Dark_Photon · December 9, 2010, 12:41pm

Yes. At least 3 options: NVidia bindless gets rid of nearly all of that overhead. As do geometry-only display lists (i.e. put only batches in display lists). And VAOs help some, but don’t get you all the way (in terms of potential perf gain).

Janko_Jerinic · December 13, 2010, 5:55am

Thanks, I guess that covers what I was looking for. Ok, I still need to make a few calls after I’ve bound a VBO, but from what I’ve read, it should be much quicker. I’ve implemented those extensions in C# and now I’ll give them a test ride.

One question, though: are there any known alternatives to bindless graphics on ATI cards?

Thanks a lot,
Janko Jerinic

skynet · December 13, 2010, 6:52am

If you are really rendering 100000 objects per frame and need to change the VBO for each, ‘bindless’ won’t give you much of a speedup. Even if you could render each object in just 1 call, that still would be 100000 calls. Try to render these objects more efficiently, i.e. group them together in the VBOs, batch more drawcalls together etc. You should reduce the number of drawcalls to well under 10k per frame.

mhagain · December 13, 2010, 7:53am

If all of your objects use the same vertex layout, why not put them all into a single big VBO and use glDraw(Range)Elements?

Janko_Jerinic · December 14, 2010, 2:12am

If all of your objects use the same vertex layout

Problem is, they don’t. For example, some are textured/multitextured, some aren’t. Some of them are transparent and hence must be rendered in a separate pass using a back-to-front sorting logic to achieve correct transparency. Visibility, color, render type (shaded, shaded & edges, wireframe) can also be changed per each element. Octree based frustum culling is used, so you’re never rendering the same set of elements.

Janko_Jerinic · December 14, 2010, 2:25am

If you are really rendering 100000 objects per frame and need to change the VBO for each, ‘bindless’ won’t give you much of a speedup

I am. I’m rendering huge, highly detailed construction projects of millions of square feet of area (architecture, construction, piping, plumbing, ventilation, miscellaneous elements etc. Figure it out).

You should reduce the number of drawcalls to well under 10k per frame.

I am very much aware of that. It’s just that, as I’ve mentioned, every object (wall, window, etc.) can be colored/textured differently, or hidden/shown, Batching these into static VBOs doesn’t work because each object may be transparent and order in which object are drawn changes since they must be treaded separately and sorted.

Even if I pimped up the framerate until it would allow me to use some multi-pass OIT algorithm, I’d still have problems with frustum culling & occlusion queries since these would also affect my batched VBOs.

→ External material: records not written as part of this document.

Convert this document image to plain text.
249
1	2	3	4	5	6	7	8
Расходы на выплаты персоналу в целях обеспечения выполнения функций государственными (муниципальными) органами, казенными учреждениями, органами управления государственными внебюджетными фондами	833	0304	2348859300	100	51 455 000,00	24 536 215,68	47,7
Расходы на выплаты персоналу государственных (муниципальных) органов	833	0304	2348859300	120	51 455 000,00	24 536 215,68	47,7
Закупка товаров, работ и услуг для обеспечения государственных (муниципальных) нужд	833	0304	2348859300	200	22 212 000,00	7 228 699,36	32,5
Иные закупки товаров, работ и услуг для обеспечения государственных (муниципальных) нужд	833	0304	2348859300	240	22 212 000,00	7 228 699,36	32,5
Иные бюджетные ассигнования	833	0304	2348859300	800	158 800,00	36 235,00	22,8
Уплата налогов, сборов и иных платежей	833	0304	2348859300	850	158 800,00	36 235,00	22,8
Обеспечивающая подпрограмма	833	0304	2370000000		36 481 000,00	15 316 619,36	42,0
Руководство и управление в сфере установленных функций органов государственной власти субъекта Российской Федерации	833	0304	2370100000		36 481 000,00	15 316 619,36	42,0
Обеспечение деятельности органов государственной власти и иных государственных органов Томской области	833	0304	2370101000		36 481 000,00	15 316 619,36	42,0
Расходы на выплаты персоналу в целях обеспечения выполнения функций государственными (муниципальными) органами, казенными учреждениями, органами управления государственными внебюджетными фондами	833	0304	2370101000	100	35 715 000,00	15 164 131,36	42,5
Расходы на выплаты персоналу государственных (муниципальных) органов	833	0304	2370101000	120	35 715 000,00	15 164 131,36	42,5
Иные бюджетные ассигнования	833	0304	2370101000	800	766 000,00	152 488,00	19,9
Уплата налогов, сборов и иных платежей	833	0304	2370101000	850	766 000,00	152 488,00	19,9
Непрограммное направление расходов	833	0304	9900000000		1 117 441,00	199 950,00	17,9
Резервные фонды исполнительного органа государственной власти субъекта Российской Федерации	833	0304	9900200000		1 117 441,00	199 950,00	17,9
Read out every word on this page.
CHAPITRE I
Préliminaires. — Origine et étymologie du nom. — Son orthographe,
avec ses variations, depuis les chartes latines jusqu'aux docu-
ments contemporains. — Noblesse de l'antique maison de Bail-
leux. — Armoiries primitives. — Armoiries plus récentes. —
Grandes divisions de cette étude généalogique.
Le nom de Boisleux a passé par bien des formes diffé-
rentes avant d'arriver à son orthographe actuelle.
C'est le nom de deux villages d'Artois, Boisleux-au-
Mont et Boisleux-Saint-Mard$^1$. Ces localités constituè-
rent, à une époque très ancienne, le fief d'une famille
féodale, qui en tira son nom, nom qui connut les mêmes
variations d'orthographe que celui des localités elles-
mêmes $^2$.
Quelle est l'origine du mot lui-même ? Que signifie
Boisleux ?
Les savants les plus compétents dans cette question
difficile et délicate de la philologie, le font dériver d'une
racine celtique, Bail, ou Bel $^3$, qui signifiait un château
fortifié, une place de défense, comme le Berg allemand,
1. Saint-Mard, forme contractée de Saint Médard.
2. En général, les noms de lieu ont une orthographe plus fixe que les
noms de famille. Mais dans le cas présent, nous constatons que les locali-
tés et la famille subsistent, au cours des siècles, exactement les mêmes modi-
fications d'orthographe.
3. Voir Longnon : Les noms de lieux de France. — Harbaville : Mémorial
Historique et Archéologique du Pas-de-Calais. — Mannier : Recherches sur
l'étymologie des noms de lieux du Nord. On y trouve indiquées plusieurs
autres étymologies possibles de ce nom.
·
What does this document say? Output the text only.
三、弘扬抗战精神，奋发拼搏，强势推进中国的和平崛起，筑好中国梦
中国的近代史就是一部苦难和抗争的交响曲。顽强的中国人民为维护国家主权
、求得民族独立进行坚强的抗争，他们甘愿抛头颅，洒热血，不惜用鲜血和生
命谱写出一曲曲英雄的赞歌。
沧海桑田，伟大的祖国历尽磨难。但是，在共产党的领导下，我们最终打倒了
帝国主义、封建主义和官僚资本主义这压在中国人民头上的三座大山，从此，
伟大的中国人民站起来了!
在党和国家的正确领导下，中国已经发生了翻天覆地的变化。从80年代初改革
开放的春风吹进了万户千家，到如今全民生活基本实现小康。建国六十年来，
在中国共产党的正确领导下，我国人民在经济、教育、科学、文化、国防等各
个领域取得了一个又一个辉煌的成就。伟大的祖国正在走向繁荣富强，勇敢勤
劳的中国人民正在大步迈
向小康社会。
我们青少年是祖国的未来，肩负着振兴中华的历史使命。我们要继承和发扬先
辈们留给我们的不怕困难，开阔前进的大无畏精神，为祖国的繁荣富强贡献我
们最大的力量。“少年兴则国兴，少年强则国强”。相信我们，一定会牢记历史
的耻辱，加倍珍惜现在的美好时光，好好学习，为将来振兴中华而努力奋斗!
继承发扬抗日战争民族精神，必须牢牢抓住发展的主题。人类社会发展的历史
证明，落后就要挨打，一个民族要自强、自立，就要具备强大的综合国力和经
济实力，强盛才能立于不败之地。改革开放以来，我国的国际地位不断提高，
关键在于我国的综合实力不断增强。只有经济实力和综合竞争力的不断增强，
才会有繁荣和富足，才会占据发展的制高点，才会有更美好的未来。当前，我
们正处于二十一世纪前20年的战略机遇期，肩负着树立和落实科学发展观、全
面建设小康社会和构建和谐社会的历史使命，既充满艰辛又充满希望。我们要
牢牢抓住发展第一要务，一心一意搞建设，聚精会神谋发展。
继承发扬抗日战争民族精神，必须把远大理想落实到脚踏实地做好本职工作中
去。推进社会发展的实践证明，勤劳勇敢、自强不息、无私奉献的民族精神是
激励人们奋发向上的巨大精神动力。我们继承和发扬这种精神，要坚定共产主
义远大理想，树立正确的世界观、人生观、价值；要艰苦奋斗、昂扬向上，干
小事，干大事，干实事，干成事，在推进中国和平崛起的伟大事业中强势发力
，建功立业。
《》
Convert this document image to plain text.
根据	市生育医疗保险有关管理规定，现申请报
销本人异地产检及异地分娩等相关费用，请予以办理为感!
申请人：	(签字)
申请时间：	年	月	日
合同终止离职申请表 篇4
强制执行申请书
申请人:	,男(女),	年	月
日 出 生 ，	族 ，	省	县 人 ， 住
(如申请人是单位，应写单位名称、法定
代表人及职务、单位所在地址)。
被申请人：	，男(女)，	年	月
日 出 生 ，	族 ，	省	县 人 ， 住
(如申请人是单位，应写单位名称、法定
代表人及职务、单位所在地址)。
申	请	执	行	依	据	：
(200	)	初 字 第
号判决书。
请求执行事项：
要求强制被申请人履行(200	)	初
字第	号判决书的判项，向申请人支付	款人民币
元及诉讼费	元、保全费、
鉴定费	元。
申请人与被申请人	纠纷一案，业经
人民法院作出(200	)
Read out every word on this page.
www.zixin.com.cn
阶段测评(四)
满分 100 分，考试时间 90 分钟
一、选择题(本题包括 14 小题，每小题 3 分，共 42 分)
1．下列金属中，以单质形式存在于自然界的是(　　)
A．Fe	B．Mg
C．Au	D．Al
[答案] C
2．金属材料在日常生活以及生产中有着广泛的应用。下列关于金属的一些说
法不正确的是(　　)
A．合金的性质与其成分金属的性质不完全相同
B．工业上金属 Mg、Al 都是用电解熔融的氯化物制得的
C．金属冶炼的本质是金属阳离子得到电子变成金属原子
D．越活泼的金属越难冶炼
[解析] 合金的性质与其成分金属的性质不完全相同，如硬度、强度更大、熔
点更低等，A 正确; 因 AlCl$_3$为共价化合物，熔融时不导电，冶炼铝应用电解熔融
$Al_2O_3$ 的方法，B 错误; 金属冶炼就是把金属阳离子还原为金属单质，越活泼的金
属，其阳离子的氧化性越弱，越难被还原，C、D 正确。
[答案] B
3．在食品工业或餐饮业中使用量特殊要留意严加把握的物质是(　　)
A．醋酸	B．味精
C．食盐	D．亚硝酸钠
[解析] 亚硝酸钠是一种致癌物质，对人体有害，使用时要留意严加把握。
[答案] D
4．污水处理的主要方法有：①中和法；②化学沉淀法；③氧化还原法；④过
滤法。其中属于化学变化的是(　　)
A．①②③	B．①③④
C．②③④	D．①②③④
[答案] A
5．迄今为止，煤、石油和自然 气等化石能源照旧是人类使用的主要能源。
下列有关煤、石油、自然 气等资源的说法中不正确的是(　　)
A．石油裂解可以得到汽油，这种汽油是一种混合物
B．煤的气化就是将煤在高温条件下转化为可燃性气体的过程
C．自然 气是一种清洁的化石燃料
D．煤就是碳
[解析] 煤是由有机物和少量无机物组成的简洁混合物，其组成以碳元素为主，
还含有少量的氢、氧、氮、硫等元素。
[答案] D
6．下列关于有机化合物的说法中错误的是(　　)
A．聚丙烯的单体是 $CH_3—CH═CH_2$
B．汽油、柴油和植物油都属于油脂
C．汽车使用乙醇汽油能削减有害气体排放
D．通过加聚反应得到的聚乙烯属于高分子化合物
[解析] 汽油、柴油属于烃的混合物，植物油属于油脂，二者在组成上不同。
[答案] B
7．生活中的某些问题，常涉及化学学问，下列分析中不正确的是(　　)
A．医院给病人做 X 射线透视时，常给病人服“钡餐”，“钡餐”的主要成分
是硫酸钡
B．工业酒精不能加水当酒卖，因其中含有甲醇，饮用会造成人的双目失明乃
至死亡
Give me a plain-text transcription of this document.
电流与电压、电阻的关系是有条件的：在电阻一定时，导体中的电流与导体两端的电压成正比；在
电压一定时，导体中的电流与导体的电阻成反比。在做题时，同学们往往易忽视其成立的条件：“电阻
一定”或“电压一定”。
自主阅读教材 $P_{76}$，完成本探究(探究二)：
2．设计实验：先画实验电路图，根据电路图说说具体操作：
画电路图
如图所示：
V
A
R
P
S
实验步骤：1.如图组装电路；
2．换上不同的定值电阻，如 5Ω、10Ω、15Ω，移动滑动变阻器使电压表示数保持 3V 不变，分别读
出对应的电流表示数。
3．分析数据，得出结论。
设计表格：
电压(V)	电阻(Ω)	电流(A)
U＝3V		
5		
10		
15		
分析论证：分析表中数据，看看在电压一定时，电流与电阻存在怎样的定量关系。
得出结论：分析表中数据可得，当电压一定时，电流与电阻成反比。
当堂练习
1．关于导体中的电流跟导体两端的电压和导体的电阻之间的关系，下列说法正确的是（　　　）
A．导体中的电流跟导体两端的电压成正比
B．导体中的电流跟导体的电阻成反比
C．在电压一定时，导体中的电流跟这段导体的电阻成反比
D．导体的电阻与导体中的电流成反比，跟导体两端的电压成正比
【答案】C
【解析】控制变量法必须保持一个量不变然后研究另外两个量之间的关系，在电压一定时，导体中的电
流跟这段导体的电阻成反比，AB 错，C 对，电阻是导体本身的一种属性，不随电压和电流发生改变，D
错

I am so interested into other people’s solutions to these types of problems, but I’m afraid that going deeper into all of this would slightly exceed the scope of this thread

Thanks!

ZbuffeR · December 14, 2010, 2:59am

Do you really have a lot of transparent objects ?
Otherwise it can reasonably work with simply two passes, one opaque, then one transparent. Or only perform exact sorting for the nearest stuff in front.
Or use stuff like this for single pass order independent transparency if your hardware allows it :
http://blog.icare3d.org/2010/06/fast-and-accurate-single-pass-buffer.html

Dark_Photon · December 14, 2010, 6:47pm

Au contraire! With this use case, it can give you dramatic speedups! Issue is with VBOs you’re wasting a lot of time in the GL driver on CPU memory cache misses, and the GPU is underutilized. Bindless gets rid of a lot of those cache misses and dramatically speeds up your batch setup and submission. I and others have seen 2X speedups with real-world examples (non-contrived). It won’t solve all your problems, but it’s an easy technique to apply and will only increase your draw throughput. It’s still NVidia-only though. Hope we see this in EXT/ARB form at some point.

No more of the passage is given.